Au centre de l’histoire se focalisent les relations intimes de chaque fillette et de son tuteur, des relations complexes, parfois fusionnelles mais aussi conflictuelles, la série dépeint un entrelacs de personnalités fortes et fragiles entre les agents et leurs protégées. Le personnage principal de cette histoire se prénomme Henrietta. Victime d’un tueur en série qui a massacré toute sa famille, l’organisation l’a confiée à José, son tuteur, un jeune homme calme et posé qui prend soin de sa nouvelle partenaire en lui évitant au maximum les lavages de cerveau, nécessaires parfois après les missions ou lorsque des symptômes d’un comportement déviant se manifestent. Pour José, l’équilibre mental de ces robots-enfants se trouve plutôt dans l’écoute et l’attention. Henrietta témoigne d’une nature plutôt fragile et complexée, seule l’affection que lui porte son tuteur lui permet de surmonter le stress, les doutes et les obstacles. La nature de leur relation est ambiguë, et la série touche là à un thème délicat, celui de l’amour qu’une fillette porte à un adulte, un amour plus proche de l’admiration et de la dévotion mais qui par moment peut prêter à d’autres interprétations.
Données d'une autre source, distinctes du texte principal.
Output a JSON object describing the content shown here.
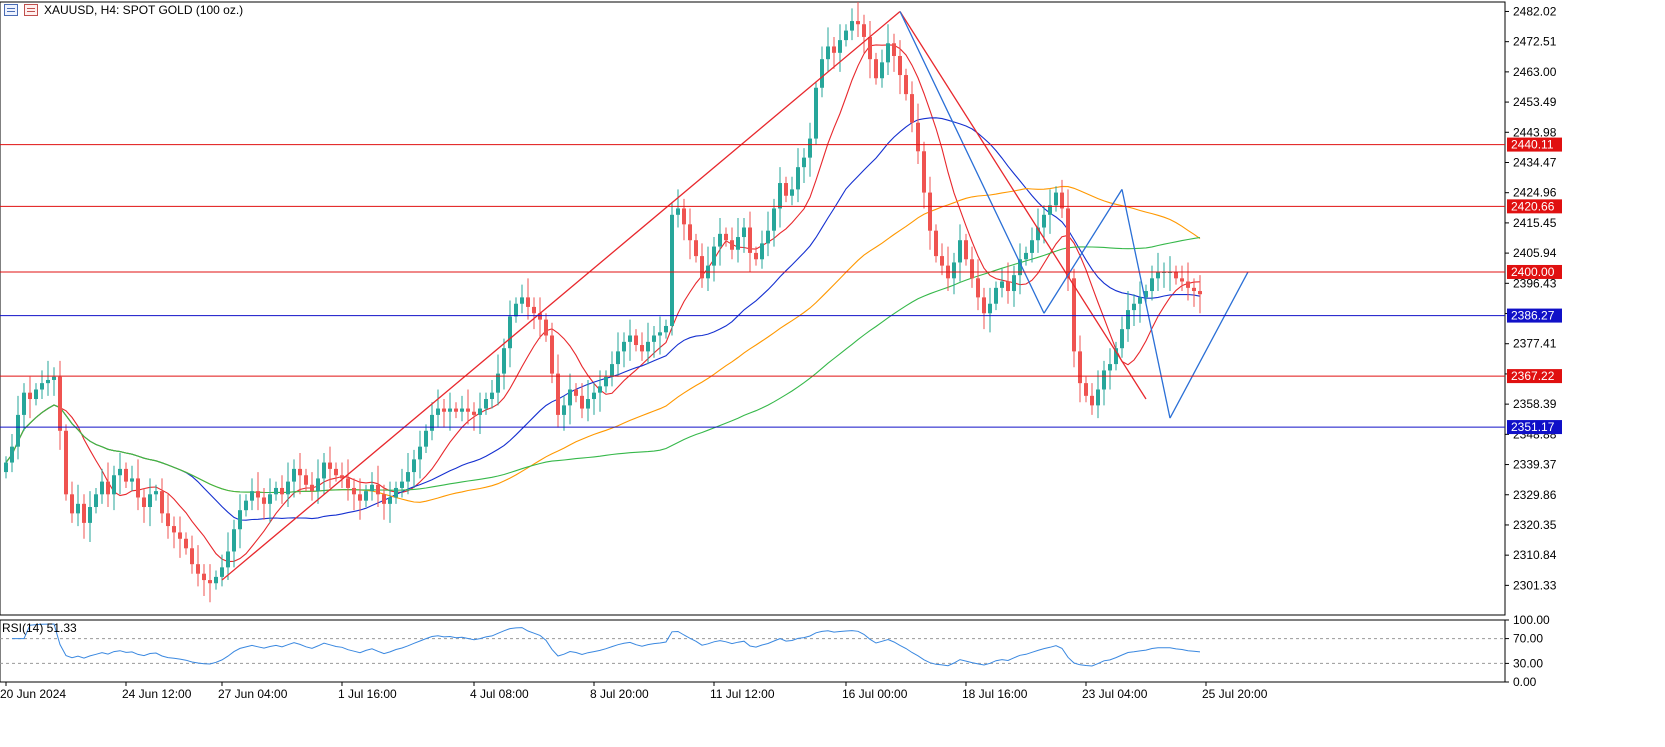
{
  "header": {
    "symbol_label": "XAUUSD, H4:  SPOT GOLD (100 oz.)",
    "icons": [
      "chart-grid-icon",
      "chart-properties-icon"
    ]
  },
  "chart_data": {
    "type": "candlestick",
    "symbol": "XAUUSD",
    "timeframe": "H4",
    "price_axis": {
      "range": [
        2292,
        2485
      ],
      "tick_labels": [
        "2482.02",
        "2472.51",
        "2463.00",
        "2453.49",
        "2443.98",
        "2434.47",
        "2424.96",
        "2415.45",
        "2405.94",
        "2396.43",
        "2386.92",
        "2377.41",
        "2367.90",
        "2358.39",
        "2348.88",
        "2339.37",
        "2329.86",
        "2320.35",
        "2310.84",
        "2301.33"
      ]
    },
    "time_axis": {
      "labels": [
        "20 Jun 2024",
        "24 Jun 12:00",
        "27 Jun 04:00",
        "1 Jul 16:00",
        "4 Jul 08:00",
        "8 Jul 20:00",
        "11 Jul 12:00",
        "16 Jul 00:00",
        "18 Jul 16:00",
        "23 Jul 04:00",
        "25 Jul 20:00"
      ],
      "label_candle_index": [
        0,
        20,
        36,
        56,
        78,
        98,
        118,
        140,
        160,
        180,
        200
      ]
    },
    "horizontal_levels": [
      {
        "price": 2440.11,
        "label": "2440.11",
        "color": "#e01010"
      },
      {
        "price": 2420.66,
        "label": "2420.66",
        "color": "#e01010"
      },
      {
        "price": 2400.0,
        "label": "2400.00",
        "color": "#e01010"
      },
      {
        "price": 2386.27,
        "label": "2386.27",
        "color": "#1010c8"
      },
      {
        "price": 2367.22,
        "label": "2367.22",
        "color": "#e01010"
      },
      {
        "price": 2351.17,
        "label": "2351.17",
        "color": "#1010c8"
      }
    ],
    "candle_colors": {
      "up": "#26a69a",
      "down": "#ef5350"
    },
    "candles": {
      "count": 210,
      "close": [
        2340,
        2345,
        2355,
        2362,
        2360,
        2363,
        2365,
        2366,
        2367,
        2350,
        2330,
        2324,
        2327,
        2321,
        2326,
        2330,
        2334,
        2330,
        2336,
        2338,
        2334,
        2335,
        2329,
        2326,
        2330,
        2331,
        2324,
        2320,
        2318,
        2316,
        2313,
        2308,
        2305,
        2303,
        2302,
        2304,
        2307,
        2312,
        2319,
        2325,
        2328,
        2331,
        2329,
        2327,
        2330,
        2332,
        2330,
        2334,
        2338,
        2336,
        2333,
        2331,
        2335,
        2340,
        2338,
        2336,
        2335,
        2332,
        2330,
        2328,
        2331,
        2333,
        2330,
        2327,
        2329,
        2332,
        2334,
        2337,
        2341,
        2345,
        2350,
        2355,
        2357,
        2356,
        2357,
        2356,
        2357,
        2356,
        2355,
        2357,
        2360,
        2362,
        2368,
        2376,
        2386,
        2390,
        2392,
        2389,
        2387,
        2385,
        2380,
        2368,
        2355,
        2358,
        2363,
        2361,
        2357,
        2360,
        2362,
        2364,
        2367,
        2371,
        2375,
        2378,
        2380,
        2377,
        2375,
        2378,
        2380,
        2381,
        2383,
        2418,
        2420,
        2415,
        2410,
        2405,
        2398,
        2402,
        2408,
        2412,
        2410,
        2407,
        2411,
        2414,
        2406,
        2404,
        2409,
        2413,
        2420,
        2428,
        2424,
        2426,
        2433,
        2436,
        2442,
        2458,
        2467,
        2471,
        2469,
        2473,
        2476,
        2479,
        2478,
        2474,
        2467,
        2461,
        2466,
        2472,
        2468,
        2462,
        2456,
        2447,
        2438,
        2425,
        2413,
        2405,
        2402,
        2398,
        2403,
        2410,
        2404,
        2398,
        2392,
        2387,
        2390,
        2395,
        2397,
        2394,
        2399,
        2404,
        2406,
        2410,
        2414,
        2418,
        2421,
        2425,
        2420,
        2398,
        2375,
        2365,
        2361,
        2358,
        2363,
        2369,
        2371,
        2376,
        2382,
        2388,
        2390,
        2392,
        2394,
        2398,
        2400,
        2400,
        2400,
        2398,
        2397,
        2395,
        2394,
        2393
      ],
      "ohlc_note": "approximate 4-hour closes read from the plot"
    },
    "moving_averages": [
      {
        "color": "#e8282d",
        "period": 10
      },
      {
        "color": "#1530d0",
        "period": 30
      },
      {
        "color": "#ff9800",
        "period": 60
      },
      {
        "color": "#36b84a",
        "period": 100
      }
    ],
    "trend_lines": [
      {
        "color": "#e8282d",
        "from": [
          36,
          2303
        ],
        "to": [
          149,
          2482
        ]
      },
      {
        "color": "#e8282d",
        "from": [
          149,
          2482
        ],
        "to": [
          190,
          2360
        ]
      },
      {
        "color": "#2a6fd6",
        "from": [
          149,
          2482
        ],
        "to": [
          173,
          2387
        ]
      },
      {
        "color": "#2a6fd6",
        "from": [
          173,
          2387
        ],
        "to": [
          186,
          2426
        ]
      },
      {
        "color": "#2a6fd6",
        "from": [
          186,
          2426
        ],
        "to": [
          194,
          2354
        ]
      },
      {
        "color": "#2a6fd6",
        "from": [
          194,
          2354
        ],
        "to": [
          207,
          2400
        ]
      }
    ],
    "rsi": {
      "label": "RSI(14) 51.33",
      "period": 14,
      "value": 51.33,
      "axis_labels": [
        "100.00",
        "70.00",
        "30.00",
        "0.00"
      ],
      "levels": [
        70,
        30
      ],
      "line_color": "#3a88e0"
    }
  }
}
Extrême touche de délicatesse, Henrietta cache son fusil-mitrailleur dans une mallette pour violon car elle manie tout aussi bien l’archet que la gâchette.
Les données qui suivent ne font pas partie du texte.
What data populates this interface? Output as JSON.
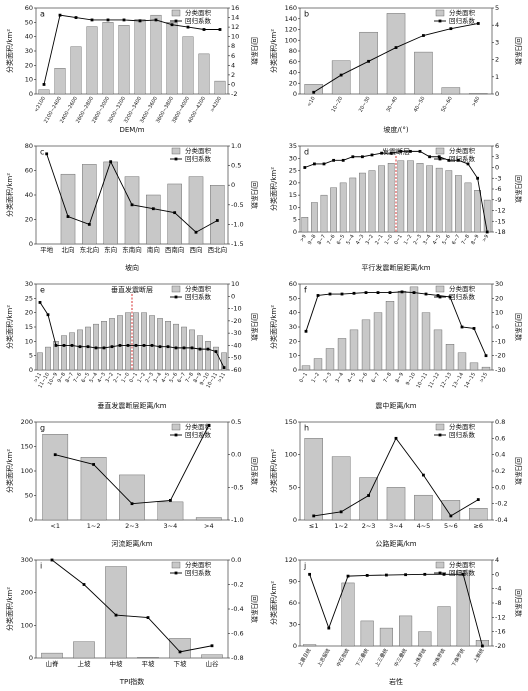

De même la violence contre les enfants est clairement utilisée dans la série. Jean, un autre agent de l’organisation et le propre frère de José, n’hésite pas à réprimander physiquement sa partenaire, la jeune Rico. Dans l’internat où les jeunes filles co-habitent toutes, il n’est pas rare d’apercevoir le visage de Rico tuméfié par les coups. Autoritaire et insensible, Jean ne voit en Rico qu’une machine, une arme dont il doit se servir pour mener à bien ses missions. Il exige de sa « petite sœur », une obéissance totale et des résultats parfaits dans tous les domaines. La plupart du temps leur entente est idéale et Rico apprend beaucoup à son contact. L’on touche là à la problématique même de la série : ces êtres sont-ils encore des enfants ou des outils dont le gouvernement peut disposer comme il l’entend ? Conditionnées physiquement et psychologiquement, sont-elles encore des petites filles dans l’âme ? L’animé laisse à chacun la liberté de dresser ses propres conclusions.